Embracing change opens your world up to endless possibilities. Yet people resist change in a big way. The Buddha, one of my favorite players from history, was disenchanted with his life and spiritual quest forever searching for a truth that was difficult to grasp. At a certain point he meditated under a bodhi tree for forty days and forty nights. When he was done he was enlightened and making his way down the mountain he ran into a group of friends. Right there he delivered his first talk/sermon to them, known as the four noble truths, and they too became enlightened. If I might paraphrase the Buddha—he said, “Life is suffering. And suffering is due to an unbearable resistance to change.” But then he threw in, “If you want to sit and meditate like me you might be able to transcend this suffering and become enlightened.”
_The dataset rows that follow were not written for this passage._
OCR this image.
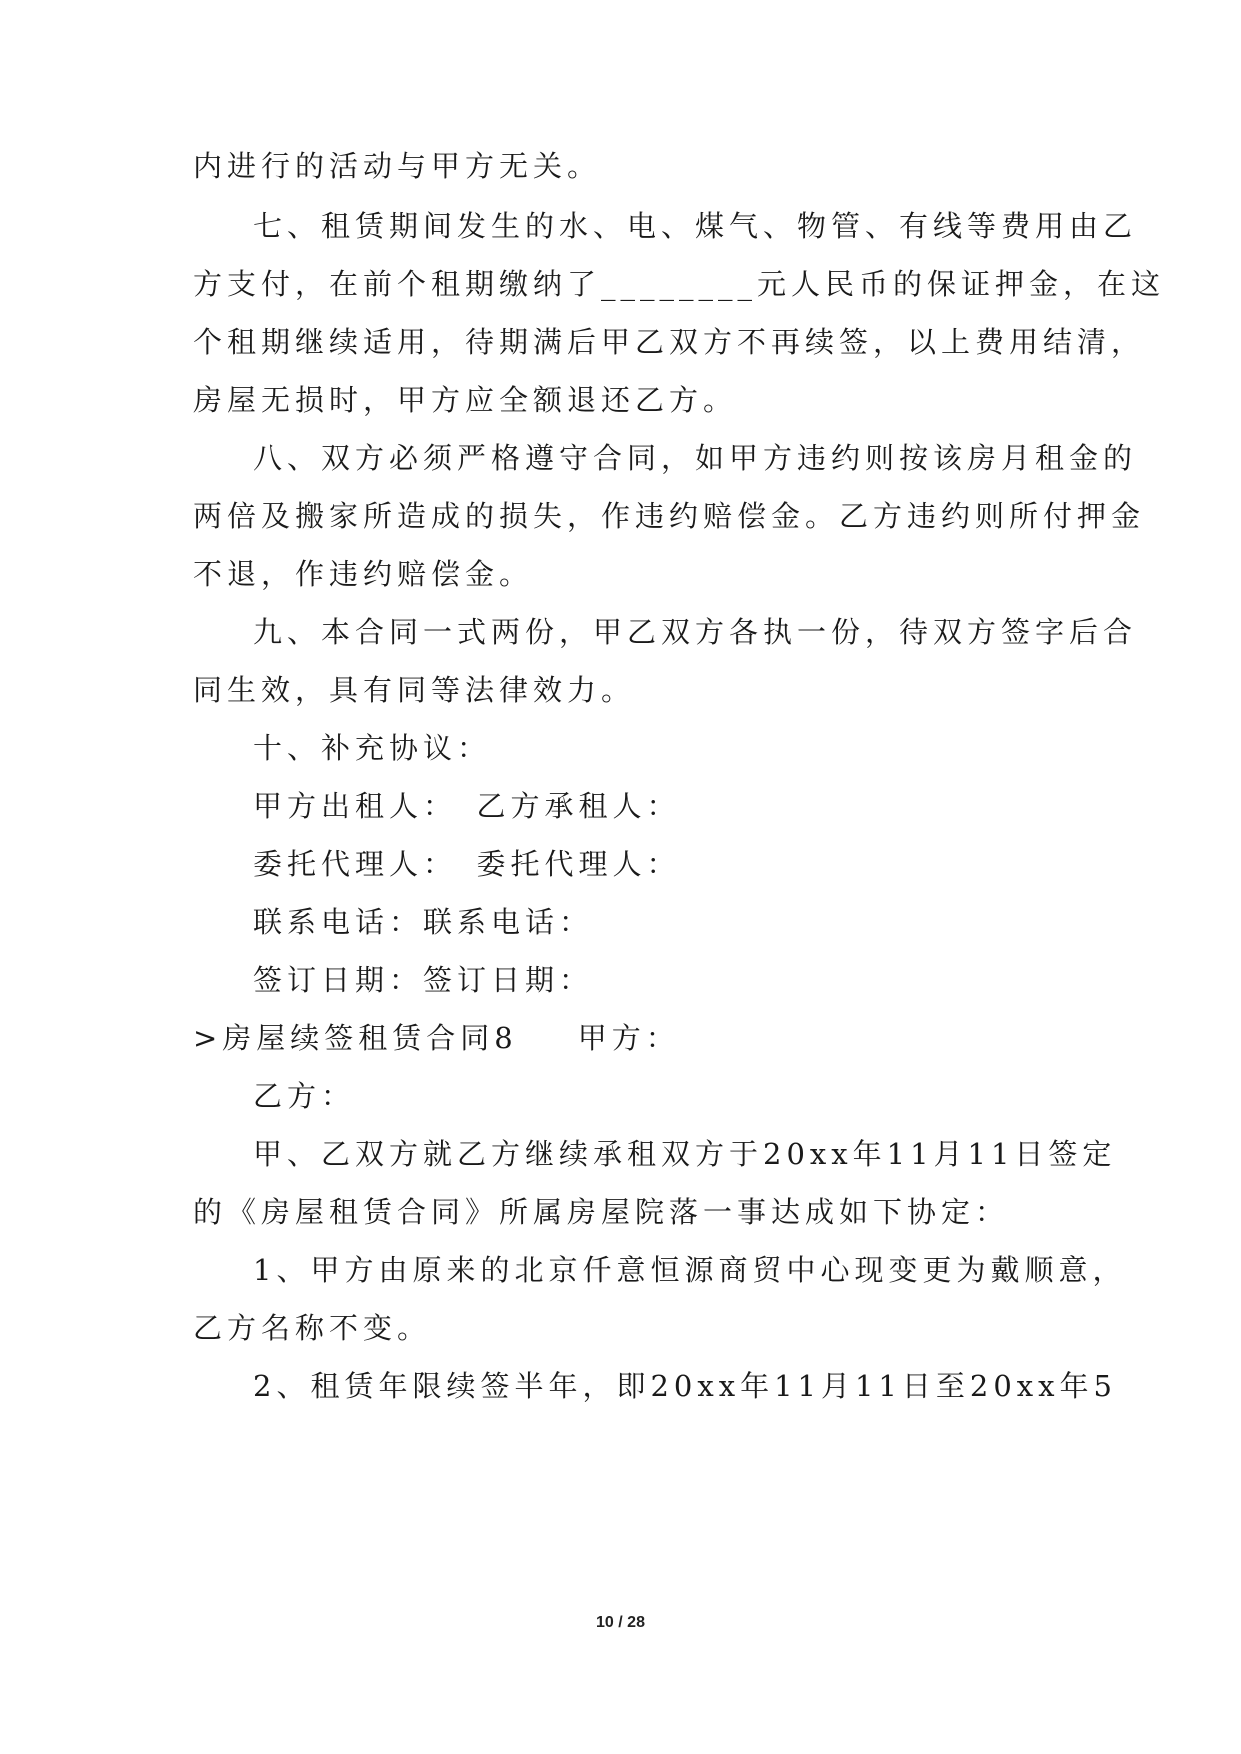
内进行的活动与甲方无关。
七、租赁期间发生的水、电、煤气、物管、有线等费用由乙
方支付，在前个租期缴纳了________元人民币的保证押金，在这
个租期继续适用，待期满后甲乙双方不再续签，以上费用结清，
房屋无损时，甲方应全额退还乙方。
八、双方必须严格遵守合同，如甲方违约则按该房月租金的
两倍及搬家所造成的损失，作违约赔偿金。乙方违约则所付押金
不退，作违约赔偿金。
九、本合同一式两份，甲乙双方各执一份，待双方签字后合
同生效，具有同等法律效力。
十、补充协议：
甲方出租人：　乙方承租人：
委托代理人：　委托代理人：
联系电话：联系电话：
签订日期：签订日期：
>房屋续签租赁合同8 甲方：
乙方：
甲、乙双方就乙方继续承租双方于20xx年11月11日签定
的《房屋租赁合同》所属房屋院落一事达成如下协定：
1、甲方由原来的北京仟意恒源商贸中心现变更为戴顺意，
乙方名称不变。
2、租赁年限续签半年，即20xx年11月11日至20xx年5
10 / 28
Thousands of years later we are still stuck in a cycle of craving permanence in an impermanent world. We resist embracing change of any sort, good or bad simply because we fear the unknown or something like that.
In the work I do, the worst part of it is a resistance to changing things that are profoundly fundamental to our health and well-being, simply because we have a skewed vision of ourselves. If you knew how poorly you walk and stand there would be a greater incentive to change.
I start all of my initial sessions by asking clients to stand up straight and then tell me if, when standing in their version of straight, their shoulders line up with, are forward of, or behind their pelvis. Ninety-nine in one hundred tell me that their shoulders are rounded forward of their pelvis and ninety-nine in one hundred are wrong. Almost every person that stands before me for the first time is leaning backwards with their shoulders falling behind their pelvis.
And not only is everyone standing poorly, but they think they are standing correctly, and consequently their perception of themselves is incorrect. It is a triple whammy. Where are you to begin if your fundamental concept of where you are in space is off?
And then I tell people they are welcome to change. And that change has to happen from within because while I am a handy guide to help you along on the journey, the journey of change is a profoundly personal one and you are the only person who can make it happen. Embracing change in the physical body can also lead to changes in the emotional body. We are how we stand.